Adam’s tongue in cheek solution, then would be to continue to abuse the animals but to relive ourselves of moral queasiness by genetically modifying the animals so that they won’t hurt.
Adam’s article reminded me that I’ve sometimes wondered what most vegetarians would think if we could grow meat in test tubes, meat that was never connected to any sort of brain. Imagine pounds and pounds of brainless meat coming out of big vats at a factory, the raw materials being mostly grass. Before you answer, consider that I raised this topic a few years ago over lunch.
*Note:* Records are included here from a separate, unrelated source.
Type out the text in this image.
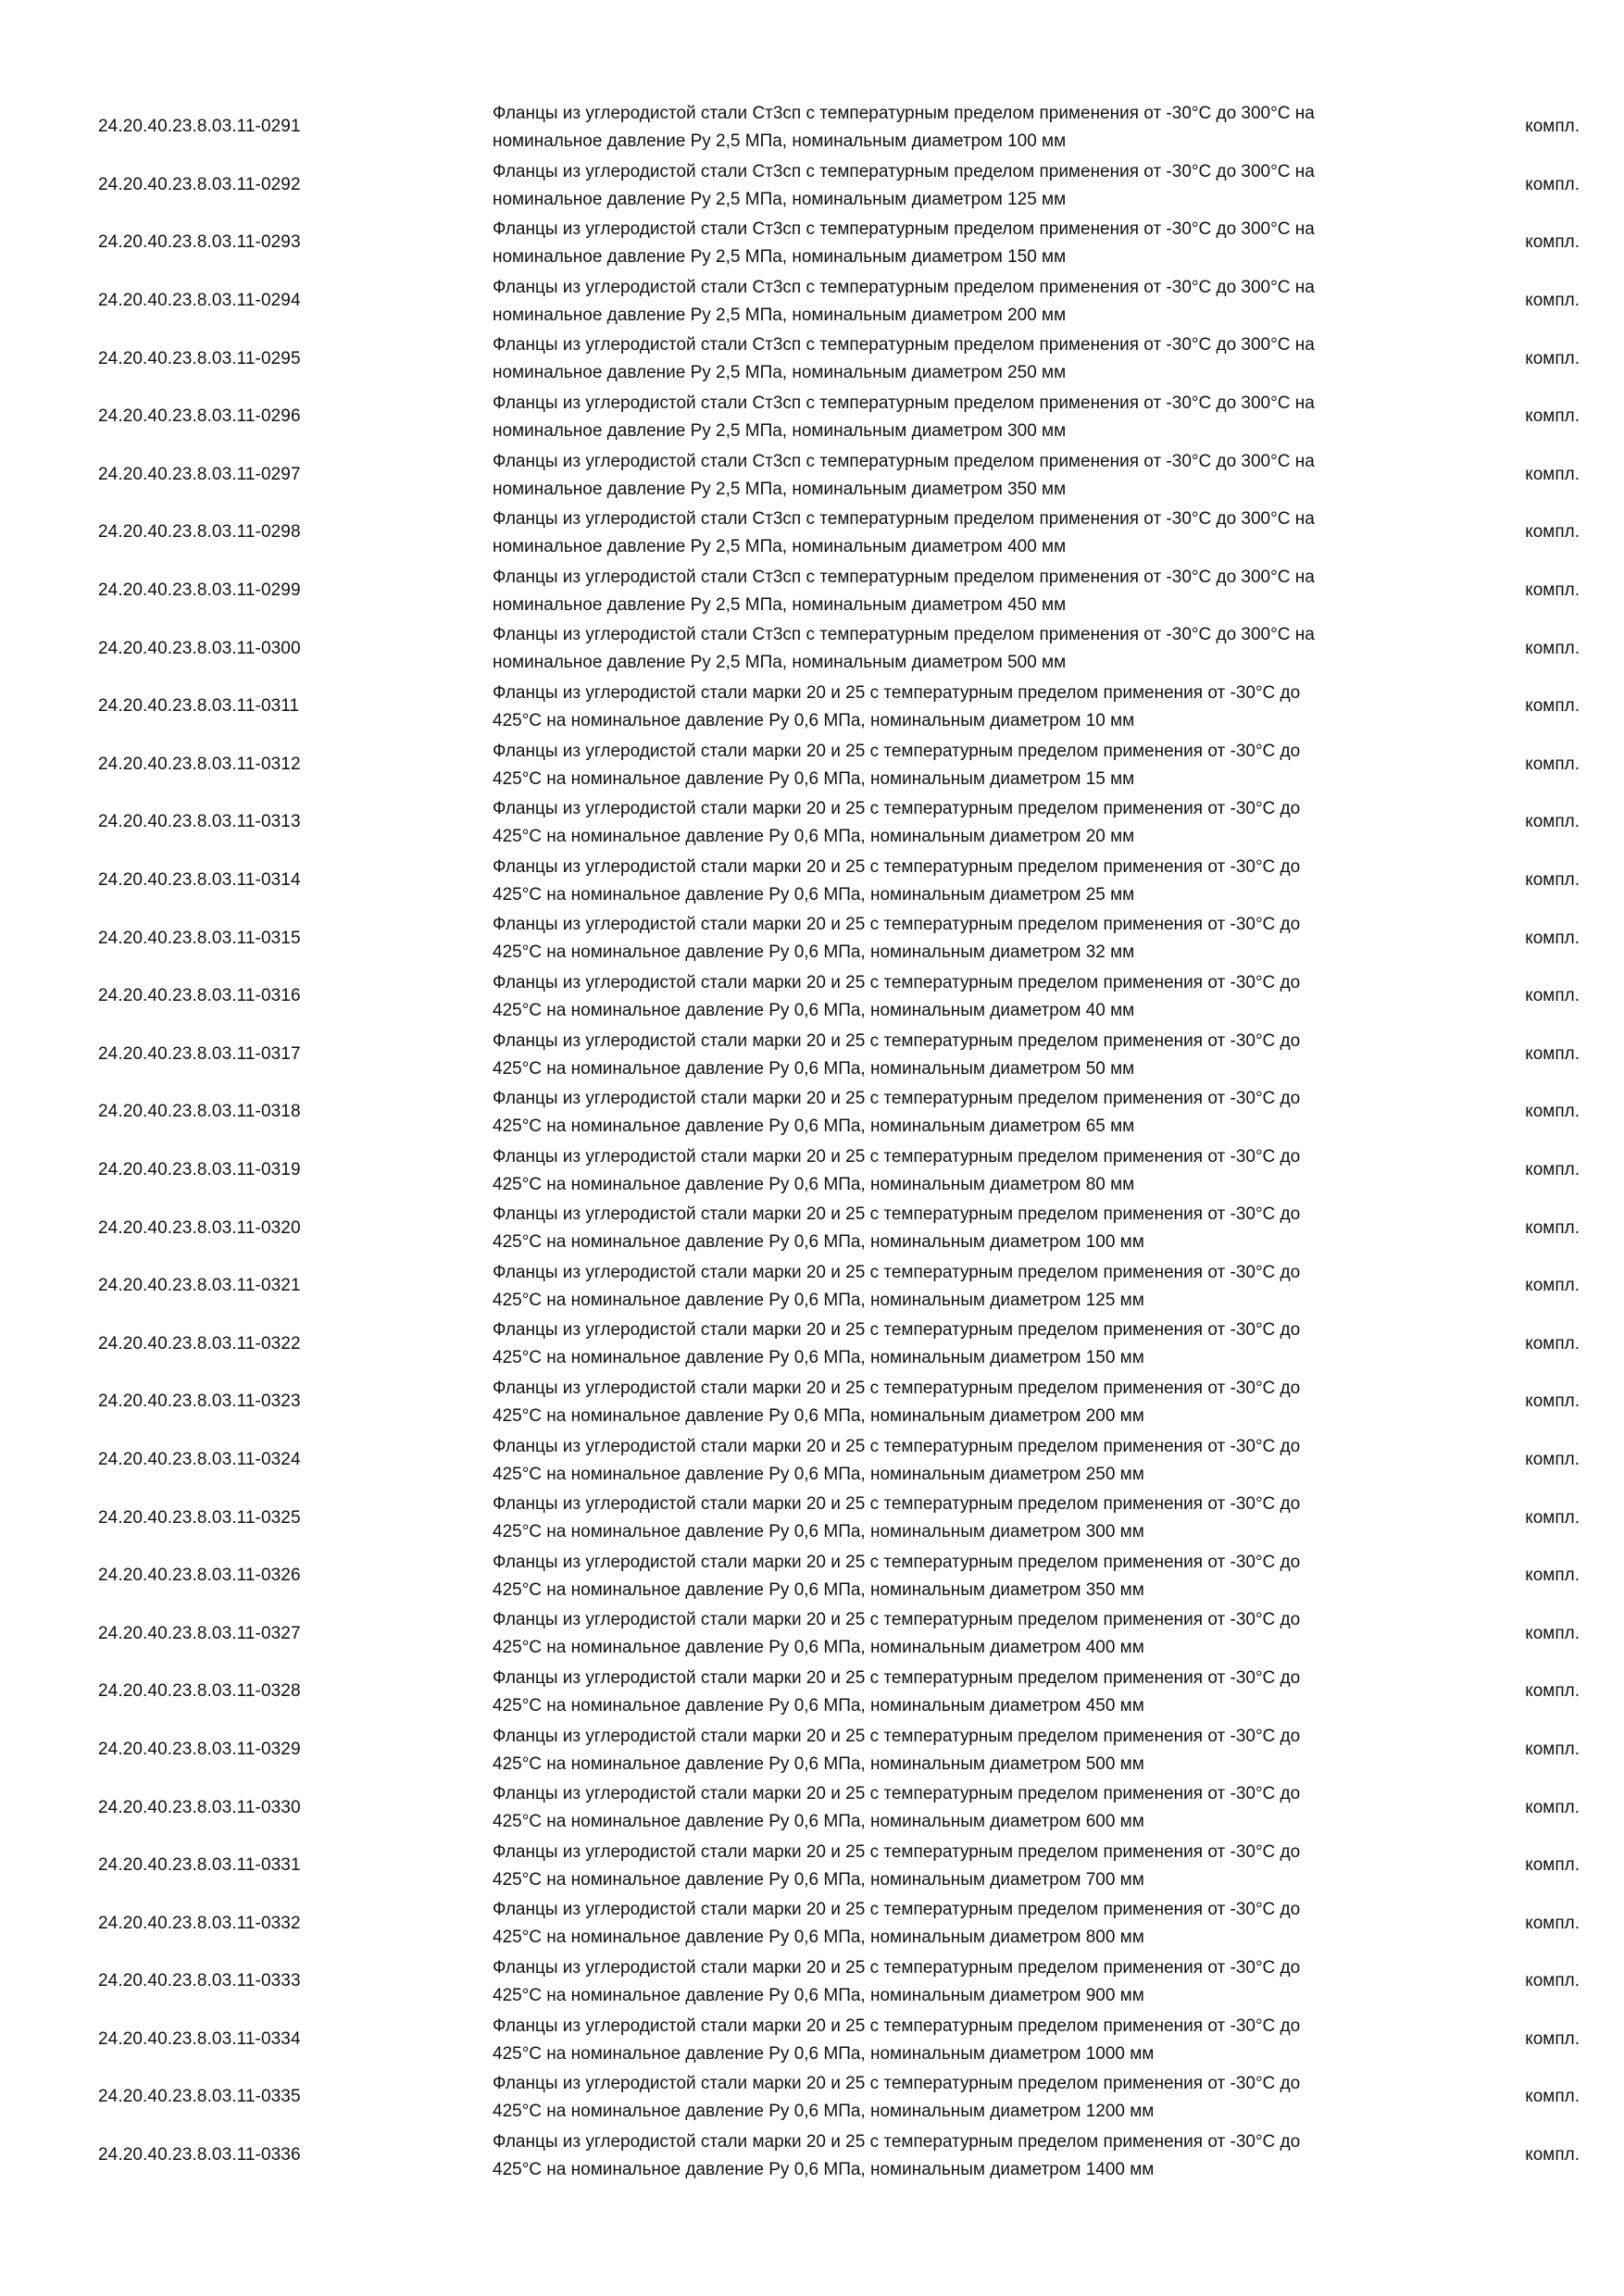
24.20.40.23.8.03.11-0291
Фланцы из углеродистой стали Ст3сп с температурным пределом применения от -30°С до 300°С на
номинальное давление Ру 2,5 МПа, номинальным диаметром 100 мм
компл.
24.20.40.23.8.03.11-0292
Фланцы из углеродистой стали Ст3сп с температурным пределом применения от -30°С до 300°С на
номинальное давление Ру 2,5 МПа, номинальным диаметром 125 мм
компл.
24.20.40.23.8.03.11-0293
Фланцы из углеродистой стали Ст3сп с температурным пределом применения от -30°С до 300°С на
номинальное давление Ру 2,5 МПа, номинальным диаметром 150 мм
компл.
24.20.40.23.8.03.11-0294
Фланцы из углеродистой стали Ст3сп с температурным пределом применения от -30°С до 300°С на
номинальное давление Ру 2,5 МПа, номинальным диаметром 200 мм
компл.
24.20.40.23.8.03.11-0295
Фланцы из углеродистой стали Ст3сп с температурным пределом применения от -30°С до 300°С на
номинальное давление Ру 2,5 МПа, номинальным диаметром 250 мм
компл.
24.20.40.23.8.03.11-0296
Фланцы из углеродистой стали Ст3сп с температурным пределом применения от -30°С до 300°С на
номинальное давление Ру 2,5 МПа, номинальным диаметром 300 мм
компл.
24.20.40.23.8.03.11-0297
Фланцы из углеродистой стали Ст3сп с температурным пределом применения от -30°С до 300°С на
номинальное давление Ру 2,5 МПа, номинальным диаметром 350 мм
компл.
24.20.40.23.8.03.11-0298
Фланцы из углеродистой стали Ст3сп с температурным пределом применения от -30°С до 300°С на
номинальное давление Ру 2,5 МПа, номинальным диаметром 400 мм
компл.
24.20.40.23.8.03.11-0299
Фланцы из углеродистой стали Ст3сп с температурным пределом применения от -30°С до 300°С на
номинальное давление Ру 2,5 МПа, номинальным диаметром 450 мм
компл.
24.20.40.23.8.03.11-0300
Фланцы из углеродистой стали Ст3сп с температурным пределом применения от -30°С до 300°С на
номинальное давление Ру 2,5 МПа, номинальным диаметром 500 мм
компл.
24.20.40.23.8.03.11-0311
Фланцы из углеродистой стали марки 20 и 25 с температурным пределом применения от -30°С до
425°С на номинальное давление Ру 0,6 МПа, номинальным диаметром 10 мм
компл.
24.20.40.23.8.03.11-0312
Фланцы из углеродистой стали марки 20 и 25 с температурным пределом применения от -30°С до
425°С на номинальное давление Ру 0,6 МПа, номинальным диаметром 15 мм
компл.
24.20.40.23.8.03.11-0313
Фланцы из углеродистой стали марки 20 и 25 с температурным пределом применения от -30°С до
425°С на номинальное давление Ру 0,6 МПа, номинальным диаметром 20 мм
компл.
24.20.40.23.8.03.11-0314
Фланцы из углеродистой стали марки 20 и 25 с температурным пределом применения от -30°С до
425°С на номинальное давление Ру 0,6 МПа, номинальным диаметром 25 мм
компл.
24.20.40.23.8.03.11-0315
Фланцы из углеродистой стали марки 20 и 25 с температурным пределом применения от -30°С до
425°С на номинальное давление Ру 0,6 МПа, номинальным диаметром 32 мм
компл.
24.20.40.23.8.03.11-0316
Фланцы из углеродистой стали марки 20 и 25 с температурным пределом применения от -30°С до
425°С на номинальное давление Ру 0,6 МПа, номинальным диаметром 40 мм
компл.
24.20.40.23.8.03.11-0317
Фланцы из углеродистой стали марки 20 и 25 с температурным пределом применения от -30°С до
425°С на номинальное давление Ру 0,6 МПа, номинальным диаметром 50 мм
компл.
24.20.40.23.8.03.11-0318
Фланцы из углеродистой стали марки 20 и 25 с температурным пределом применения от -30°С до
425°С на номинальное давление Ру 0,6 МПа, номинальным диаметром 65 мм
компл.
24.20.40.23.8.03.11-0319
Фланцы из углеродистой стали марки 20 и 25 с температурным пределом применения от -30°С до
425°С на номинальное давление Ру 0,6 МПа, номинальным диаметром 80 мм
компл.
24.20.40.23.8.03.11-0320
Фланцы из углеродистой стали марки 20 и 25 с температурным пределом применения от -30°С до
425°С на номинальное давление Ру 0,6 МПа, номинальным диаметром 100 мм
компл.
24.20.40.23.8.03.11-0321
Фланцы из углеродистой стали марки 20 и 25 с температурным пределом применения от -30°С до
425°С на номинальное давление Ру 0,6 МПа, номинальным диаметром 125 мм
компл.
24.20.40.23.8.03.11-0322
Фланцы из углеродистой стали марки 20 и 25 с температурным пределом применения от -30°С до
425°С на номинальное давление Ру 0,6 МПа, номинальным диаметром 150 мм
компл.
24.20.40.23.8.03.11-0323
Фланцы из углеродистой стали марки 20 и 25 с температурным пределом применения от -30°С до
425°С на номинальное давление Ру 0,6 МПа, номинальным диаметром 200 мм
компл.
24.20.40.23.8.03.11-0324
Фланцы из углеродистой стали марки 20 и 25 с температурным пределом применения от -30°С до
425°С на номинальное давление Ру 0,6 МПа, номинальным диаметром 250 мм
компл.
24.20.40.23.8.03.11-0325
Фланцы из углеродистой стали марки 20 и 25 с температурным пределом применения от -30°С до
425°С на номинальное давление Ру 0,6 МПа, номинальным диаметром 300 мм
компл.
24.20.40.23.8.03.11-0326
Фланцы из углеродистой стали марки 20 и 25 с температурным пределом применения от -30°С до
425°С на номинальное давление Ру 0,6 МПа, номинальным диаметром 350 мм
компл.
24.20.40.23.8.03.11-0327
Фланцы из углеродистой стали марки 20 и 25 с температурным пределом применения от -30°С до
425°С на номинальное давление Ру 0,6 МПа, номинальным диаметром 400 мм
компл.
24.20.40.23.8.03.11-0328
Фланцы из углеродистой стали марки 20 и 25 с температурным пределом применения от -30°С до
425°С на номинальное давление Ру 0,6 МПа, номинальным диаметром 450 мм
компл.
24.20.40.23.8.03.11-0329
Фланцы из углеродистой стали марки 20 и 25 с температурным пределом применения от -30°С до
425°С на номинальное давление Ру 0,6 МПа, номинальным диаметром 500 мм
компл.
24.20.40.23.8.03.11-0330
Фланцы из углеродистой стали марки 20 и 25 с температурным пределом применения от -30°С до
425°С на номинальное давление Ру 0,6 МПа, номинальным диаметром 600 мм
компл.
24.20.40.23.8.03.11-0331
Фланцы из углеродистой стали марки 20 и 25 с температурным пределом применения от -30°С до
425°С на номинальное давление Ру 0,6 МПа, номинальным диаметром 700 мм
компл.
24.20.40.23.8.03.11-0332
Фланцы из углеродистой стали марки 20 и 25 с температурным пределом применения от -30°С до
425°С на номинальное давление Ру 0,6 МПа, номинальным диаметром 800 мм
компл.
24.20.40.23.8.03.11-0333
Фланцы из углеродистой стали марки 20 и 25 с температурным пределом применения от -30°С до
425°С на номинальное давление Ру 0,6 МПа, номинальным диаметром 900 мм
компл.
24.20.40.23.8.03.11-0334
Фланцы из углеродистой стали марки 20 и 25 с температурным пределом применения от -30°С до
425°С на номинальное давление Ру 0,6 МПа, номинальным диаметром 1000 мм
компл.
24.20.40.23.8.03.11-0335
Фланцы из углеродистой стали марки 20 и 25 с температурным пределом применения от -30°С до
425°С на номинальное давление Ру 0,6 МПа, номинальным диаметром 1200 мм
компл.
24.20.40.23.8.03.11-0336
Фланцы из углеродистой стали марки 20 и 25 с температурным пределом применения от -30°С до
425°С на номинальное давление Ру 0,6 МПа, номинальным диаметром 1400 мм
компл.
A woman in attendance was adamant that if we could develop veggie burgers that tasted as good as beef burgers, it would still be immoral for a committed vegetarian to enjoy that food. A buddy and I looked on perplexed as she ranted at length. She scowled and said, “If you created a meat substitute that had the shape and texture one would experience if eating a human baby, it would be immoral to eat it!”
Now I do think it’s creepy to contemplate eating anything resembling the texture and taste of human babies (I insist that I haven’t actually tried this delicacy), but in my book, eating something that is not a human baby is not anything like eating a human baby. And consider too all of the people who play violent video games. Is “killing” the image of an innocent person somewhat immoral, even just a bit? And what about a man who fantasizes about having sex with children, or even creates his own drawings of nude children to enhance his fantasies? Assume, further that he has never solicited a real-life child. Is he immoral? And imagine this: imagine that someone at work really pissed you off. Is it immoral, even a little bit, to imagine poisoning that person the next day at work? What if this sort of fantasy actually kept you calmer and actually prevented you from being fiercely tempted from carrying out the murder?
Maybe I’m just too much enamored with thick black lines, but I believe that for something to be immoral (or criminal), one must actually do the forbidden act rather than fantasizing about or simulating doing the forbidden act.
Now, back to the eating of abused animals who couldn’t feel pain. What if I could actually choose to buy such pain-free animal-meat at the grocery story? Wouldn’t it be more moral to eat the pain-free animals than the animals who ached with joint pain? It would seem so, even if it not perfectly morally commendable.
[Full disclosure: I am a somewhat guilt ridden non-vegetarian. Most of the meat I eat is chicken or turkey, though I do eat a hamburger every few weeks.]